2. We think of families from the late 19th and early 20th centuries as multi-generational, as in the iconic Norman Rockwell painting, “Freedom from Want,” with three generations gathered around the Thanksgiving table. In fact, though, in the decades around the turn of the 20th century, the share of households that included someone 65 or older never topped 12 percent. That’s because lifespans were shorter, and so the lives of grandparents and their grandchildren did not overlap for long; and because the grandparents had lots of children but could only live in one household, their other grown children did not have their grandparents living with them.
3. During that same time (the decades around the turn of the 20th century), older people were not often “taken in” by their children. Instead, they stayed in their own place. Most of their grown kids left the household, but typically one stayed.
4. Over the past century, mothers have had fewer young girls or women within their own households who might be available to help with the kids. Between 1880 and 2000, the number of females within a household has declined, and those who are around are often preoccupied with jobs or school.
How do you think the older generations in these households are approaching retirement? Are they confident in what they will have? Are their families helping to plan?
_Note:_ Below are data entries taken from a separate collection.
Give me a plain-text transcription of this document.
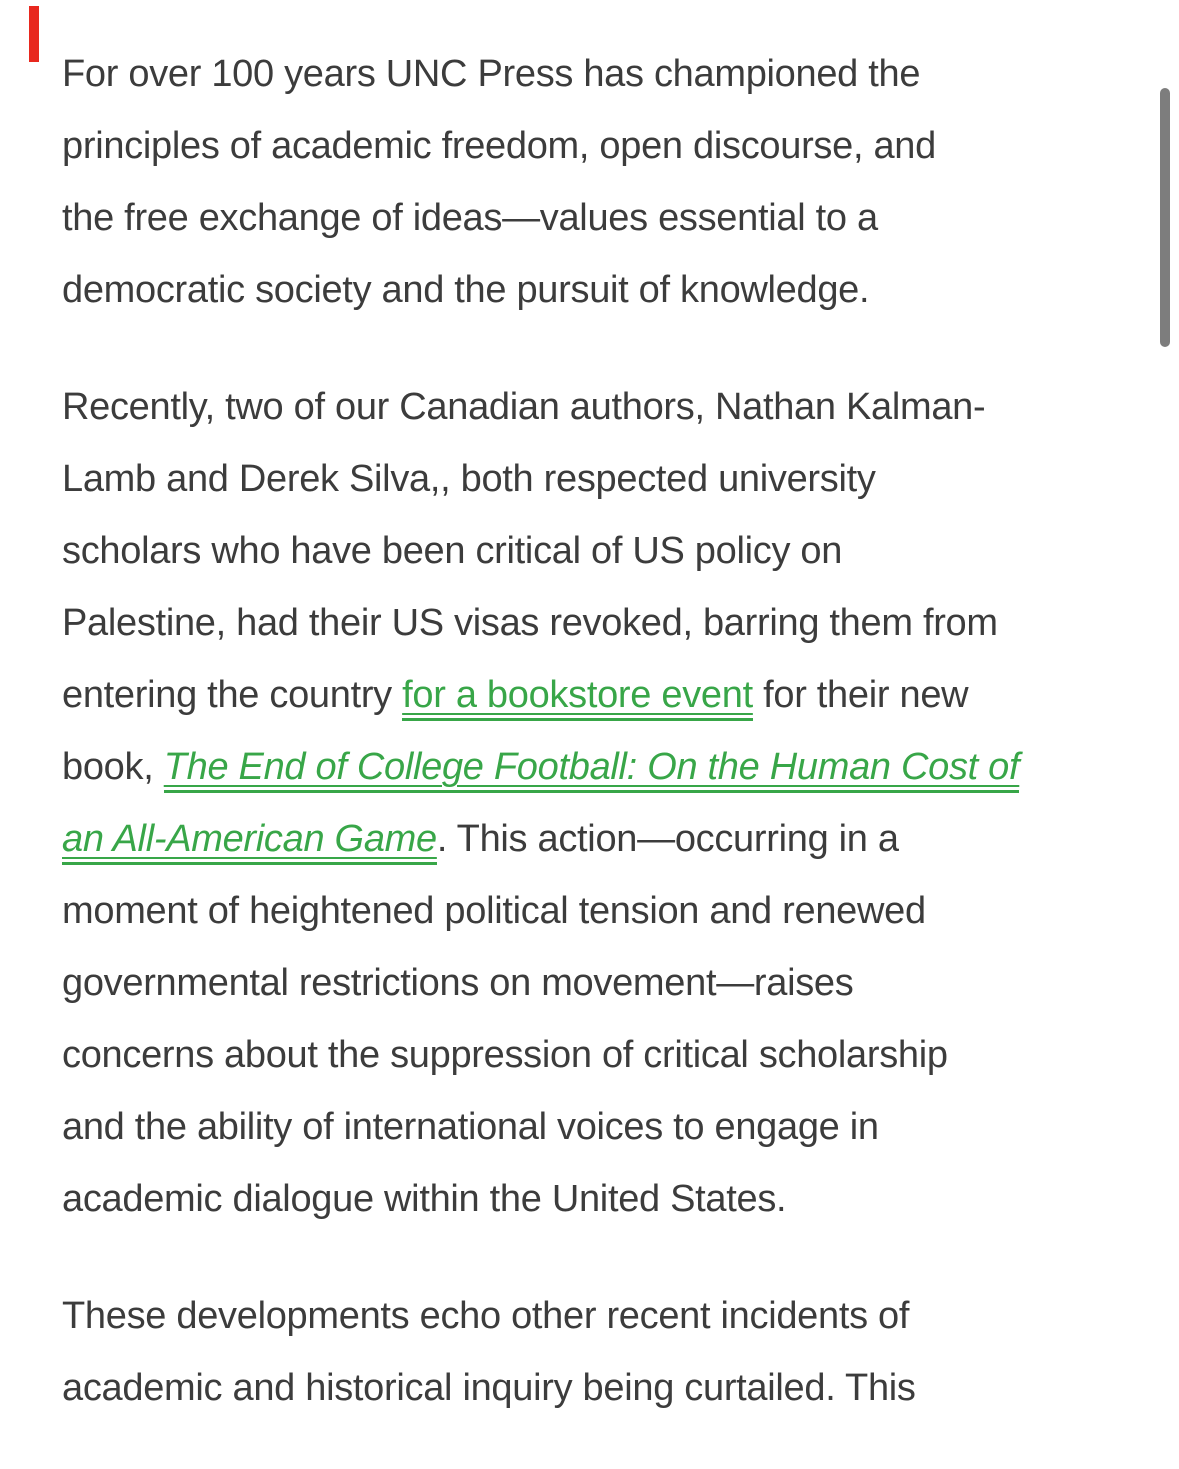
For over 100 years UNC Press has championed the
principles of academic freedom, open discourse, and
the free exchange of ideas—values essential to a
democratic society and the pursuit of knowledge.
Recently, two of our Canadian authors, Nathan Kalman-
Lamb and Derek Silva,, both respected university
scholars who have been critical of US policy on
Palestine, had their US visas revoked, barring them from
entering the country for a bookstore event for their new
book, The End of College Football: On the Human Cost of
an All-American Game. This action—occurring in a
moment of heightened political tension and renewed
governmental restrictions on movement—raises
concerns about the suppression of critical scholarship
and the ability of international voices to engage in
academic dialogue within the United States.
These developments echo other recent incidents of
academic and historical inquiry being curtailed. This
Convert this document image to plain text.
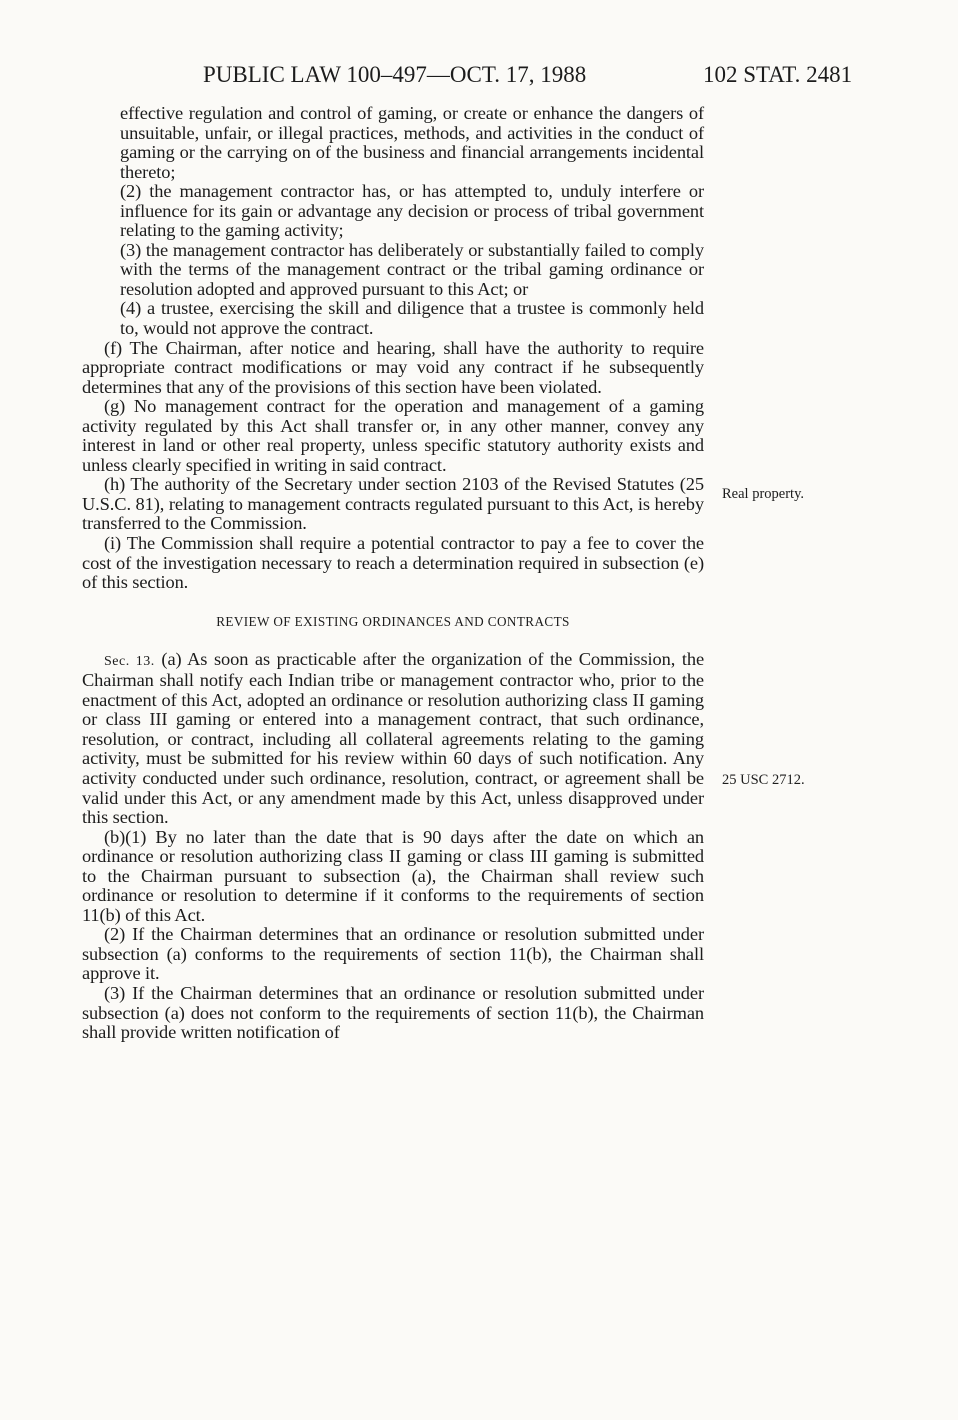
PUBLIC LAW 100–497—OCT. 17, 1988	102 STAT. 2481
Real property.
25 USC 2712.

effective regulation and control of gaming, or create or enhance the dangers of unsuitable, unfair, or illegal practices, methods, and activities in the conduct of gaming or the carrying on of the business and financial arrangements incidental thereto;

(2) the management contractor has, or has attempted to, unduly interfere or influence for its gain or advantage any decision or process of tribal government relating to the gaming activity;

(3) the management contractor has deliberately or substantially failed to comply with the terms of the management contract or the tribal gaming ordinance or resolution adopted and approved pursuant to this Act; or

(4) a trustee, exercising the skill and diligence that a trustee is commonly held to, would not approve the contract.

(f) The Chairman, after notice and hearing, shall have the authority to require appropriate contract modifications or may void any contract if he subsequently determines that any of the provisions of this section have been violated.

(g) No management contract for the operation and management of a gaming activity regulated by this Act shall transfer or, in any other manner, convey any interest in land or other real property, unless specific statutory authority exists and unless clearly specified in writing in said contract.

(h) The authority of the Secretary under section 2103 of the Revised Statutes (25 U.S.C. 81), relating to management contracts regulated pursuant to this Act, is hereby transferred to the Commission.

(i) The Commission shall require a potential contractor to pay a fee to cover the cost of the investigation necessary to reach a determination required in subsection (e) of this section.

REVIEW OF EXISTING ORDINANCES AND CONTRACTS

Sec. 13. (a) As soon as practicable after the organization of the Commission, the Chairman shall notify each Indian tribe or management contractor who, prior to the enactment of this Act, adopted an ordinance or resolution authorizing class II gaming or class III gaming or entered into a management contract, that such ordinance, resolution, or contract, including all collateral agreements relating to the gaming activity, must be submitted for his review within 60 days of such notification. Any activity conducted under such ordinance, resolution, contract, or agreement shall be valid under this Act, or any amendment made by this Act, unless disapproved under this section.

(b)(1) By no later than the date that is 90 days after the date on which an ordinance or resolution authorizing class II gaming or class III gaming is submitted to the Chairman pursuant to subsection (a), the Chairman shall review such ordinance or resolution to determine if it conforms to the requirements of section 11(b) of this Act.

(2) If the Chairman determines that an ordinance or resolution submitted under subsection (a) conforms to the requirements of section 11(b), the Chairman shall approve it.

(3) If the Chairman determines that an ordinance or resolution submitted under subsection (a) does not conform to the requirements of section 11(b), the Chairman shall provide written notification of
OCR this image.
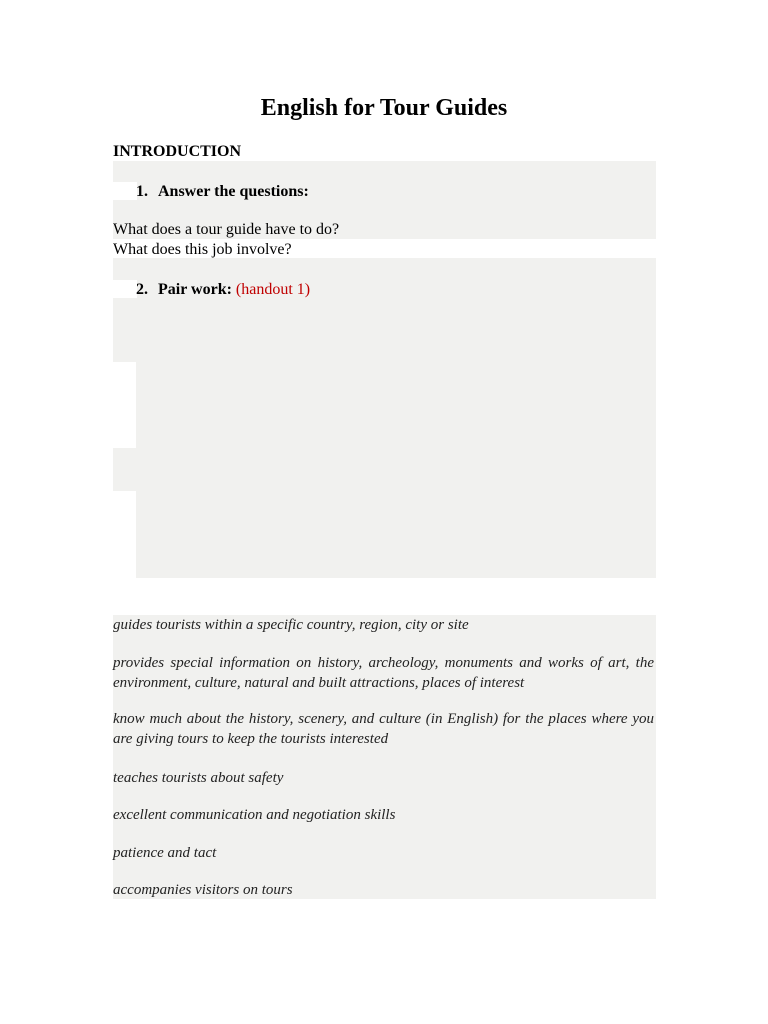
English for Tour Guides
INTRODUCTION
1. Answer the questions:
What does a tour guide have to do?
What does this job involve?
2. Pair work: (handout 1)
guides tourists within a specific country, region, city or site
provides special information on history, archeology, monuments and works of art, the environment, culture, natural and built attractions, places of interest
know much about the history, scenery, and culture (in English) for the places where you are giving tours to keep the tourists interested
teaches tourists about safety
excellent communication and negotiation skills
patience and tact
accompanies visitors on tours
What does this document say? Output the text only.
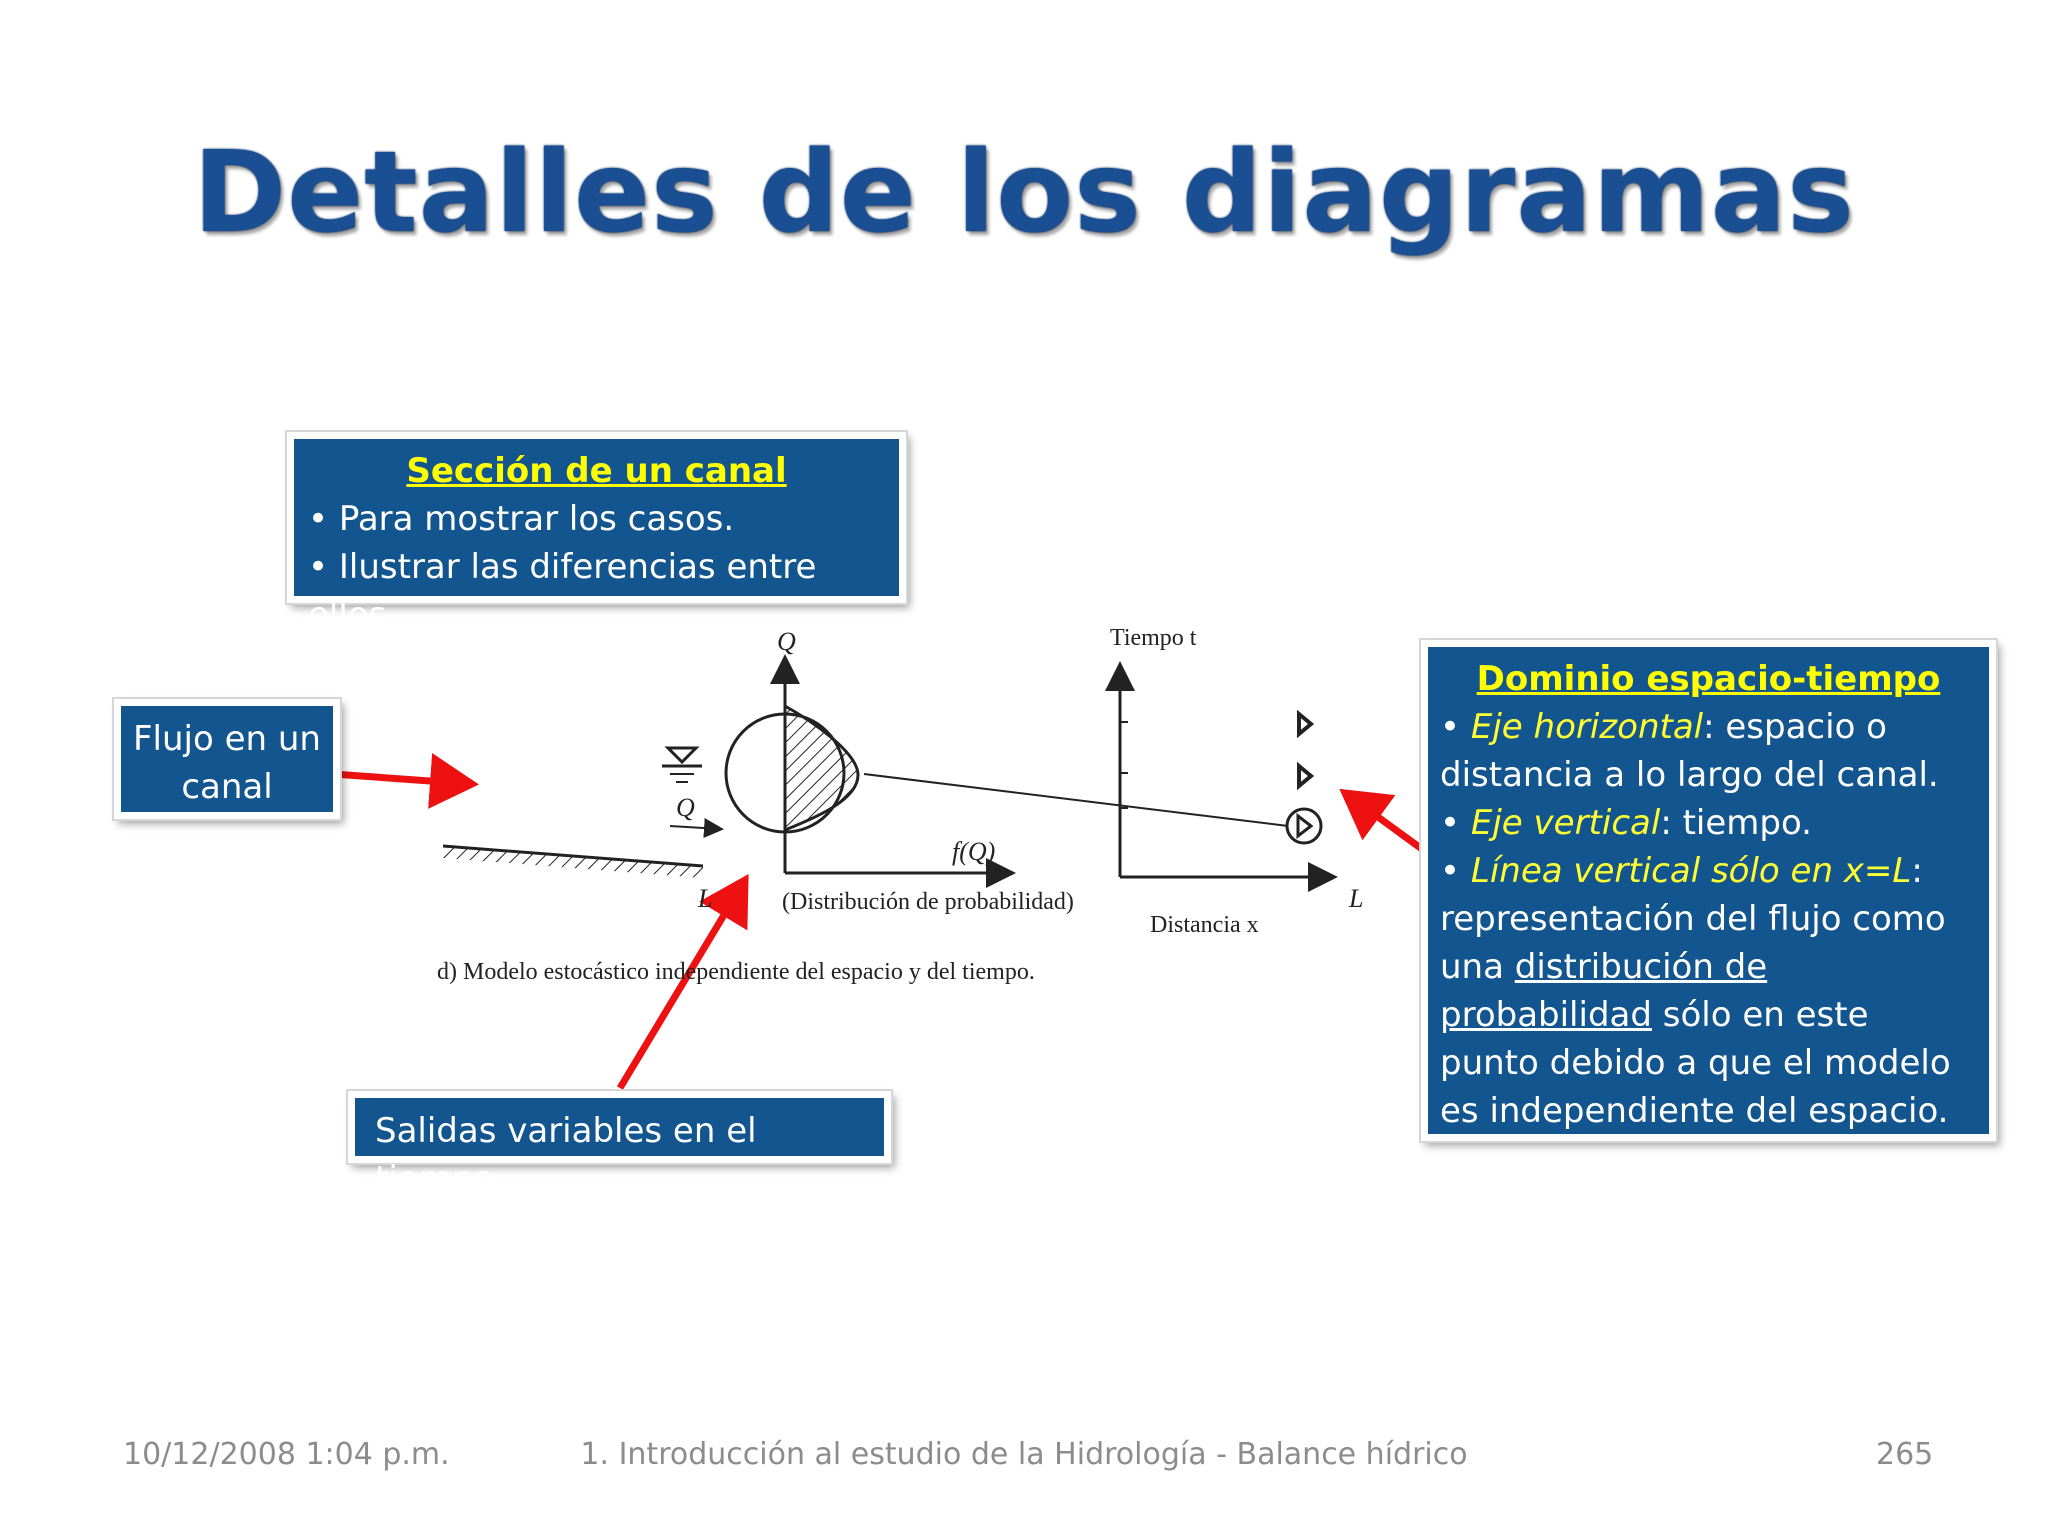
Detalles de los diagramas
Q
Q
f(Q)
(Distribución de probabilidad)
L
Tiempo t
Distancia x
L
d) Modelo estocástico independiente del espacio y del tiempo.
Sección de un canal
• Para mostrar los casos.
• Ilustrar las diferencias entre ellos.
Flujo en un
canal
Salidas variables en el tiempo.
Dominio espacio-tiempo
• Eje horizontal: espacio o distancia a lo largo del canal.
• Eje vertical: tiempo.
• Línea vertical sólo en x=L: representación del flujo como una distribución de probabilidad sólo en este punto debido a que el modelo es independiente del espacio.
10/12/2008 1:04 p.m.	1. Introducción al estudio de la Hidrología - Balance hídrico	265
One of the real advantages of multi-generational living is that it makes it more likely that people will get to retire at a reasonable age, and they will be able to do so in a reasonably comfortable way. Expenses for each individual are typically lower in a multi-generational household than they would be if the individuals lived alone or with just one other adult. That’s a big consideration. Maybe the relatives you live with will be willing to pitch in if you go through a difficult stretch financially, especially if they think you would do the same for them if the tables were turned.
Also, living with other relatives means that there are other people around to help with maintaining the house and with providing care if you need it. It is also more convenient to care for your relatives who may need that care if you are living with them under the same roof.
What did the families you stayed with tell you specifically?
Some of the people I interviewed for How We Live Now who live in multi-generational households told me explicitly that living with their relatives made it possible for them to retire earlier than they would have otherwise. They really love each other and enjoy each other’s company; otherwise, just saving money would not be enough to make multi-generational living appealing to them.